The Tennessee Collegiate Athletic Conference (TCAC) was a former college athletic conference affiliated with the National Association of Intercollegiate Athletics (NAIA); which was predominantly for smaller, private colleges in Western and Middle Tennessee.

History
The TCAC was created in 1985 from the western division of the old Volunteer State Athletic Conference.  The charter members were Belmont University, Bethel College, Christian Brothers University, Cumberland University, David Lipscomb University, Freed–Hardeman University, Lambuth University, Martin Methodist College, Trevecca Nazarene University, and Union University.  The TCAC survived in that form until 1995 when both Belmont and Christian Brothers announced their intentions to go to the NCAA.  The remaining teams formed a new conference, the TranSouth Athletic Conference which existed until the 2012-2013 school year.

Chronological timeline
 1985 - The Tennessee Collegiate Athletic Conference (TCAC) was founded.
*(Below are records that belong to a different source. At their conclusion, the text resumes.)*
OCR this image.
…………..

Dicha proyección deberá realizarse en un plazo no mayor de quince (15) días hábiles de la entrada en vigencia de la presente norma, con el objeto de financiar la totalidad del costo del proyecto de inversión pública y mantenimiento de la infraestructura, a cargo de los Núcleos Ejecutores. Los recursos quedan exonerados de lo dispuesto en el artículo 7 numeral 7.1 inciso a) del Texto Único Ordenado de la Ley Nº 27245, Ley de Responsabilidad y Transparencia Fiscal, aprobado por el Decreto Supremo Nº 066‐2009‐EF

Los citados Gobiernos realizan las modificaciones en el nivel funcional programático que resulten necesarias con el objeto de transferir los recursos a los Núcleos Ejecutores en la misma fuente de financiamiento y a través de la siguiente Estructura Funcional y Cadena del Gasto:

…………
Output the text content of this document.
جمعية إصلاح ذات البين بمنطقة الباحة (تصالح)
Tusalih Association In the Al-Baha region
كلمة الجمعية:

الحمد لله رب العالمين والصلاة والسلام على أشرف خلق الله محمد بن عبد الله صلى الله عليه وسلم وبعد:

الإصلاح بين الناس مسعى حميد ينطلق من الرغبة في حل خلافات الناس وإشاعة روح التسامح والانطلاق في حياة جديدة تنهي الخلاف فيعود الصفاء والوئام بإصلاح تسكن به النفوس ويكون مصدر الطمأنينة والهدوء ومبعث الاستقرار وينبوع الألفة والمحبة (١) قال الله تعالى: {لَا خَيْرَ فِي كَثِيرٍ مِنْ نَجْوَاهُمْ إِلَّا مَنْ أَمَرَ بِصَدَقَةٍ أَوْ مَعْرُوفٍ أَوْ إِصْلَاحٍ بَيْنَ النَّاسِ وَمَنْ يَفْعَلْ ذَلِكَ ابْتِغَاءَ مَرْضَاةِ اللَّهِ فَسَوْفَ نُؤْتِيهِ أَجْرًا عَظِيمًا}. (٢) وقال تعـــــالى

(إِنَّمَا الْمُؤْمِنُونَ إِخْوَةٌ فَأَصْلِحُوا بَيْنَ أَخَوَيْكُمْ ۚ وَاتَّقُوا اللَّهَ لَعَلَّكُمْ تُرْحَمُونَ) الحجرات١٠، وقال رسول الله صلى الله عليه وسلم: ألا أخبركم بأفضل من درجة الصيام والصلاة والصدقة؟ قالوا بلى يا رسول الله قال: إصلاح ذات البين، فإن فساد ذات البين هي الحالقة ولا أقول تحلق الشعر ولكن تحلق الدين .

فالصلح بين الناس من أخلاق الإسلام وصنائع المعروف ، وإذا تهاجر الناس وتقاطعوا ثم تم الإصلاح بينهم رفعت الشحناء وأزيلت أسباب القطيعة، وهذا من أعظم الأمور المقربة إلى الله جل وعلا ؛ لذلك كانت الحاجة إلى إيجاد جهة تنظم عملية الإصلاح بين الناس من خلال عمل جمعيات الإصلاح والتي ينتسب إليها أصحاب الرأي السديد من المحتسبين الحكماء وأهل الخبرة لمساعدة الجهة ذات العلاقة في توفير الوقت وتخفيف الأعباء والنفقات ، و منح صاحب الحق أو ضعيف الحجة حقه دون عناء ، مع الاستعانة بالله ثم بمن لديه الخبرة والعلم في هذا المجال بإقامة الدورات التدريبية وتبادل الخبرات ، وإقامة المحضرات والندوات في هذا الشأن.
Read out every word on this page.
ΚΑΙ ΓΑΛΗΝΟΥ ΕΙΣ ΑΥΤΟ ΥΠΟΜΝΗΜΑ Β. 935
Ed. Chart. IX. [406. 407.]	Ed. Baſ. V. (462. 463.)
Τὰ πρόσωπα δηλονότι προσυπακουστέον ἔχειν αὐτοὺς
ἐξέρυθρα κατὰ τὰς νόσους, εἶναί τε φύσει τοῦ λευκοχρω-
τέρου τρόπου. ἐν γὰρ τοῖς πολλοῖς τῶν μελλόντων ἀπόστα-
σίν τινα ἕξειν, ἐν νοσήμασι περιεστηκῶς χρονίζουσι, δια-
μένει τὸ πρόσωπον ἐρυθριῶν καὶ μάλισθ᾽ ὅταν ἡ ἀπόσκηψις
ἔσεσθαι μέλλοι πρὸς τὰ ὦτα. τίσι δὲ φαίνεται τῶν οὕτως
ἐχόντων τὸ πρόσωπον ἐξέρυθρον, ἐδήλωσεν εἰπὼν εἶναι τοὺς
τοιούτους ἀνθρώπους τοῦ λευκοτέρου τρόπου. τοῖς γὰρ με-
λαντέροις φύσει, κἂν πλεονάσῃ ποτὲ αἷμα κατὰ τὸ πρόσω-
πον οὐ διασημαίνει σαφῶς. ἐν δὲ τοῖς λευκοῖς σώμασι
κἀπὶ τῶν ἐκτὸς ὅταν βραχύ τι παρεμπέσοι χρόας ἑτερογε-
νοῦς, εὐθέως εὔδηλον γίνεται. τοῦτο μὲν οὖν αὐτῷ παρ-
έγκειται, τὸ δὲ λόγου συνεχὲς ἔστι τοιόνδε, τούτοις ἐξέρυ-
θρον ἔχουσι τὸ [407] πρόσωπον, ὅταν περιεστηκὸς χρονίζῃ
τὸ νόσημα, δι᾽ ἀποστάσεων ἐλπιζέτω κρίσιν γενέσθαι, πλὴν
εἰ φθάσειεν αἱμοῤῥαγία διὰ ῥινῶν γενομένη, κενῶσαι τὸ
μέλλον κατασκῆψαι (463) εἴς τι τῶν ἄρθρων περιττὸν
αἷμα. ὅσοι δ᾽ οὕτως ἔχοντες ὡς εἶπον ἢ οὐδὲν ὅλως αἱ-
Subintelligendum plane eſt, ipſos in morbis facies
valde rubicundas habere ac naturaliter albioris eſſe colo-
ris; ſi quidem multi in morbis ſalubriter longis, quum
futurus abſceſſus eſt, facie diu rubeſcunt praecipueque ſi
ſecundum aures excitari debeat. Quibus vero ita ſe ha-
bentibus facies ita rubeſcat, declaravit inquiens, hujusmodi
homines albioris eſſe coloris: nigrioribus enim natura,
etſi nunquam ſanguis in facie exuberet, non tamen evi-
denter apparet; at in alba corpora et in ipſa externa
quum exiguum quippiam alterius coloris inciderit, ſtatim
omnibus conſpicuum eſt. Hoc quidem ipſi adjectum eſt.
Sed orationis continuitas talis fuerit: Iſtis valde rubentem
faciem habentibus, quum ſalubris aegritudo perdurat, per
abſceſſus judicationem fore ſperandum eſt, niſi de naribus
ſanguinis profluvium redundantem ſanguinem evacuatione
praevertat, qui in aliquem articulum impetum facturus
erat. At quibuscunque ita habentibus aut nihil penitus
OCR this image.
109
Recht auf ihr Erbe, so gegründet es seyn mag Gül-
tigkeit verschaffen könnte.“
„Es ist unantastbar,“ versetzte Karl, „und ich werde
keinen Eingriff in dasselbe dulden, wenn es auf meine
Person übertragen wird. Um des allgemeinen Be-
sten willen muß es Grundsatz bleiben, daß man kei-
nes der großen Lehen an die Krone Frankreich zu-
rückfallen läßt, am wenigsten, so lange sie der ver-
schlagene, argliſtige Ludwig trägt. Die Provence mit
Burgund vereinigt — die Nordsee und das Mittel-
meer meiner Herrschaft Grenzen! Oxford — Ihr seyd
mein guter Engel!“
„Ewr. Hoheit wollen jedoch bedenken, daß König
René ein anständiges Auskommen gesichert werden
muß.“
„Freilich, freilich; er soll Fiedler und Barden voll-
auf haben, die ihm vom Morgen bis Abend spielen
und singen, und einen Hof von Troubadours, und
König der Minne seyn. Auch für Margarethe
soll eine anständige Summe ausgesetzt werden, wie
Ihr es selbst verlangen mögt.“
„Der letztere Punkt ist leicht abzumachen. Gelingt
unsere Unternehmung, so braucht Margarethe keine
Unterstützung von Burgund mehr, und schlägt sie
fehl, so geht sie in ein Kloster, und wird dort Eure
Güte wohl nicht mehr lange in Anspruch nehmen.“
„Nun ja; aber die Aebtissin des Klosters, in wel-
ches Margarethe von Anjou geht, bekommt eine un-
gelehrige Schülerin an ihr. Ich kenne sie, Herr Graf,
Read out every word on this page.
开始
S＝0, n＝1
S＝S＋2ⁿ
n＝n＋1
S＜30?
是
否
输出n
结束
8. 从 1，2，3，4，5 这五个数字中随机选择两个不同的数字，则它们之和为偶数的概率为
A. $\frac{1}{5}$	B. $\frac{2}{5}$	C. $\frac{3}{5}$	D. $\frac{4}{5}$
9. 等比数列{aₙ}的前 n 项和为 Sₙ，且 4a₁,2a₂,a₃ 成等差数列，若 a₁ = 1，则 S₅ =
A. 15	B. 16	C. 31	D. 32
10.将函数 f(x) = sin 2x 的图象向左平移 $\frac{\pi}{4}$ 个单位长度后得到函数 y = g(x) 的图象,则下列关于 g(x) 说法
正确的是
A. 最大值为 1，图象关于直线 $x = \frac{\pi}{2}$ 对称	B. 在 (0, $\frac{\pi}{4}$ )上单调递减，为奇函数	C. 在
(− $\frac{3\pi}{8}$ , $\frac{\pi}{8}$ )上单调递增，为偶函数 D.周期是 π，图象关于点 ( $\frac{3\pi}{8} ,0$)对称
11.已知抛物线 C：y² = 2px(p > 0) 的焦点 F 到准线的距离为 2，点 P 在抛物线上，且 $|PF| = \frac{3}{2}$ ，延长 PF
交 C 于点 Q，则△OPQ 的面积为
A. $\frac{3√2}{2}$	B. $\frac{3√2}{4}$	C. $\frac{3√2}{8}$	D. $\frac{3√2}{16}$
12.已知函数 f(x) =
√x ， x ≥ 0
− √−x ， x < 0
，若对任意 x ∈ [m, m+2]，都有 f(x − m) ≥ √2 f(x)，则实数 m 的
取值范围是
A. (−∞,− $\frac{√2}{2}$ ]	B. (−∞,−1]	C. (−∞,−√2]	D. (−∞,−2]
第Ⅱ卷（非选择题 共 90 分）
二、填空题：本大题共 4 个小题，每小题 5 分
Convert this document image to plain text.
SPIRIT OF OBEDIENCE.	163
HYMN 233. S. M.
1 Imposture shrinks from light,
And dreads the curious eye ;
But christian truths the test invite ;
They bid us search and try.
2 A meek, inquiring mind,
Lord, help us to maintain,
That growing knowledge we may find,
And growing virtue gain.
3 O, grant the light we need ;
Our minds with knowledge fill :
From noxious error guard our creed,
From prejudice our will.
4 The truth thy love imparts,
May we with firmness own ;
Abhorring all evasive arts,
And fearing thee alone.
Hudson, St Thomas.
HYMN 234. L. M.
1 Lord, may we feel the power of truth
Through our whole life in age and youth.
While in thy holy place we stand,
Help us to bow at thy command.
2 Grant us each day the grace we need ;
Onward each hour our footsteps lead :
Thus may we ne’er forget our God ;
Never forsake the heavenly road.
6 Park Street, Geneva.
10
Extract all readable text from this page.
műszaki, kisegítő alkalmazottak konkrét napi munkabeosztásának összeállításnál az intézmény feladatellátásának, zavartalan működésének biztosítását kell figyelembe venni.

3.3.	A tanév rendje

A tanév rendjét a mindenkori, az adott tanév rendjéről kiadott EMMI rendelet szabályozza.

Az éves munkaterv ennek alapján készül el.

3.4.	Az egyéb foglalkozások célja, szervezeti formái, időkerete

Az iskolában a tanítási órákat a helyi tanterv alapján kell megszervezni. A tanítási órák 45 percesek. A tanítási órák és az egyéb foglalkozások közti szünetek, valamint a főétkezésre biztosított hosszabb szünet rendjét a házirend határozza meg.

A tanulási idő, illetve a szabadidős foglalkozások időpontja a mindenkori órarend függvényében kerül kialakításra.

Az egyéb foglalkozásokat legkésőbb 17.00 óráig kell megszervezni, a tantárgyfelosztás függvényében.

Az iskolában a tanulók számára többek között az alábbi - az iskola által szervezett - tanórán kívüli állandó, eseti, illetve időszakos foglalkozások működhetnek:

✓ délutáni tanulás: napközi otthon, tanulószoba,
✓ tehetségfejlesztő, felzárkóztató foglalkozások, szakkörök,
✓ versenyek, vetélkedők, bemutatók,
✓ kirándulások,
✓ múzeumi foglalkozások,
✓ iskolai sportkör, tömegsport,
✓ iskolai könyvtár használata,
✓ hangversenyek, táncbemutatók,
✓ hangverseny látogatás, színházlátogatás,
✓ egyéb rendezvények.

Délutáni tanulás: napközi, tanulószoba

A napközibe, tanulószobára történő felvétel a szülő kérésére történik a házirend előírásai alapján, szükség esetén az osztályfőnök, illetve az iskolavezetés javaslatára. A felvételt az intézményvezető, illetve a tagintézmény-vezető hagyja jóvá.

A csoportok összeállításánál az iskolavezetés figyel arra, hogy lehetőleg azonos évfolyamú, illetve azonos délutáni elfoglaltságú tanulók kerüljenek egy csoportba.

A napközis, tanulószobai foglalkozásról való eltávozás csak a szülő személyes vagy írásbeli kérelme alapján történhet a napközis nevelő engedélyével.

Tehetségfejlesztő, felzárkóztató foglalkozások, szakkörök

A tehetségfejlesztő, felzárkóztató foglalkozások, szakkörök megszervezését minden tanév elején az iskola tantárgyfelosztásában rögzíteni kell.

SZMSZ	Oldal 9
Charter members included Belmont University, Bethel College, Christian Brothers University, Cumberland University, David Lipscomb University, Freed–Hardeman University, Lambuth University, Trevecca Nazarene University and Union University, effective beginning the 1985-86 academic year.
 1994 - Martin Methodist College (now the University of Tennessee Southern) joined the TCAC, effective in the 1994-95 academic year.
 1996 - The TCAC would cease operations as an athletic conference, effective after the 1995-96 academic year; as many schools left to join their respective new home primary conferences, effective beginning the 1996-97 academic year: Bethel (Tenn.), David Lipscomb, Freed–Hardeman, Martin Methodist, Trevecca Nazarene and Union (Tenn.) to the TranSouth Athletic Conference (TranSouth or TSAC); while Cumberland (Tenn.) and Lambuth to the Mid-South Conference (MSC); Belmont to the Division I ranks of the National Collegiate Athletic Association (NCAA) as an NCAA D-I Independent (which would later join the Atlantic Sun Conference, effective beginning the 2001-02 academic year); and Christian Brothers to the NCAA Division II ranks and the Gulf South Conference (GSC).

Member schools

Final members

Notes

Membership timeline

Sponsored sports
The TCAC sponsored 9 sports for men and women including baseball, basketball, golf, tennis, softball, and volleyball.  Bethel and Cumberland play football in the Mid-South Conference. Defunct Lambuth also played football.